RETURNING TO Amanda’s apartment, Amanda and Raf start cleaning up. To simulate a break-in, Raf pulls the clothing out of Filomena’s drawers and then opens the casement window so he can throw a rock through it from inside the room. He forgets to open the shutters, which first tips off the officers to the idea of a staged break-in. Amanda, who had been cleaning the bathroom, comes into Filomena’s room at some point, leaving the incriminating drop of mixed DNA and blood on the floor. Raffaele notices it and wipes it up, but Luminol will bring it back to light. They start the washing machine, adding some of Amanda’s clothes to the pile in Meredith’s laundry basket—although Amanda would later testify that she never used the house washing machine. The machine is still warm when the police arrive after noon. Amanda and Raf do a pretty good job of wiping the house clean—police note an unusual absence of fingerprints—but in their haste, they neglect several drops of blood in the bathroom the girls shared.

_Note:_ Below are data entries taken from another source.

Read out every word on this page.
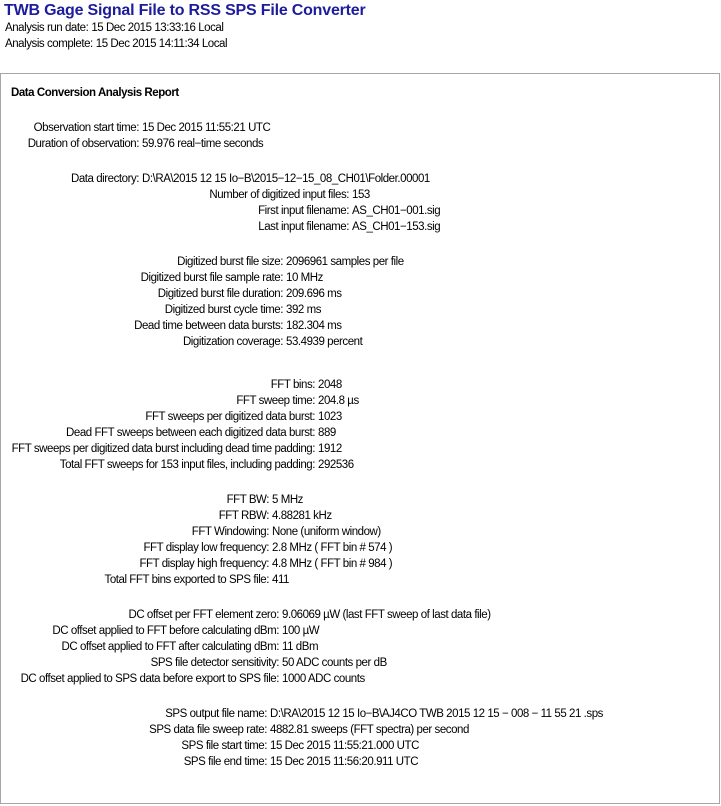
TWB Gage Signal File to RSS SPS File Converter
Analysis run date: 15 Dec 2015 13:33:16 Local
Analysis complete: 15 Dec 2015 14:11:34 Local
Data Conversion Analysis Report
Observation start time: 15 Dec 2015 11:55:21 UTC
Duration of observation: 59.976 real−time seconds
Data directory: D:\RA\2015 12 15 Io−B\2015−12−15_08_CH01\Folder.00001
Number of digitized input files: 153
First input filename: AS_CH01−001.sig
Last input filename: AS_CH01−153.sig
Digitized burst file size: 2096961 samples per file
Digitized burst file sample rate: 10 MHz
Digitized burst file duration: 209.696 ms
Digitized burst cycle time: 392 ms
Dead time between data bursts: 182.304 ms
Digitization coverage: 53.4939 percent
FFT bins: 2048
FFT sweep time: 204.8 µs
FFT sweeps per digitized data burst: 1023
Dead FFT sweeps between each digitized data burst: 889
FFT sweeps per digitized data burst including dead time padding: 1912
Total FFT sweeps for 153 input files, including padding: 292536
FFT BW: 5 MHz
FFT RBW: 4.88281 kHz
FFT Windowing: None (uniform window)
FFT display low frequency: 2.8 MHz ( FFT bin # 574 )
FFT display high frequency: 4.8 MHz ( FFT bin # 984 )
Total FFT bins exported to SPS file: 411
DC offset per FFT element zero: 9.06069 µW (last FFT sweep of last data file)
DC offset applied to FFT before calculating dBm: 100 µW
DC offset applied to FFT after calculating dBm: 11 dBm
SPS file detector sensitivity: 50 ADC counts per dB
DC offset applied to SPS data before export to SPS file: 1000 ADC counts
SPS output file name: D:\RA\2015 12 15 Io−B\AJ4CO TWB 2015 12 15 − 008 − 11 55 21 .sps
SPS data file sweep rate: 4882.81 sweeps (FFT spectra) per second
SPS file start time: 15 Dec 2015 11:55:21.000 UTC
SPS file end time: 15 Dec 2015 11:56:20.911 UTC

When they go back to Meredith’s room, however, they are overwhelmed. They know better than to leave tracks there, so they put on shoes and stand on towels to scoot into the room, which explains the smudges on the floor. Amanda, in her testimony, actually described
this ruse in response to a prosecutor’s question about why there were no bare footprints in her own bedroom even though she said she was in there after her shower. She explained that she had not wanted to get the floor wet, so she used her towel as a sort of magic carpet. The defense later maintained that the few bare footprints and sneaker prints in Meredith’s room all belonged to Rudy, without adequately explaining why he would have one shoe on and one shoe off. It makes more sense to think that Rudy had his shoes on and Raf, who was more comfortable in the house, had his off.
This may be when Amanda decides she can’t look at Meredith’s open eyes any longer. Meredith’s corpse is between Amanda and the bed. She is uneasy as she reaches over Meredith and pulls the duvet off the bed to cover her; in doing so, Amanda loses her balance and steps off the towel, putting an unstable foot on the pillow underneath Meredith’s body—how else explain the bloody footprint on the pillow consistent with Amanda’s shoe size? There are no similar prints elsewhere in the room, only smudges on the floor. Amanda and Raf then wipe most, but not all, of the surface prints around the room—including everything on the outside door handle, which raises the question
of how anyone exited the room and locked it from the outside. A few of the missed fingerprints in Meredith’s room are later matched to Rudy, but there are only a few; the remaining fourteen unidentifiable fingerprints inside the room are probably his and Amanda’s and Raf’s.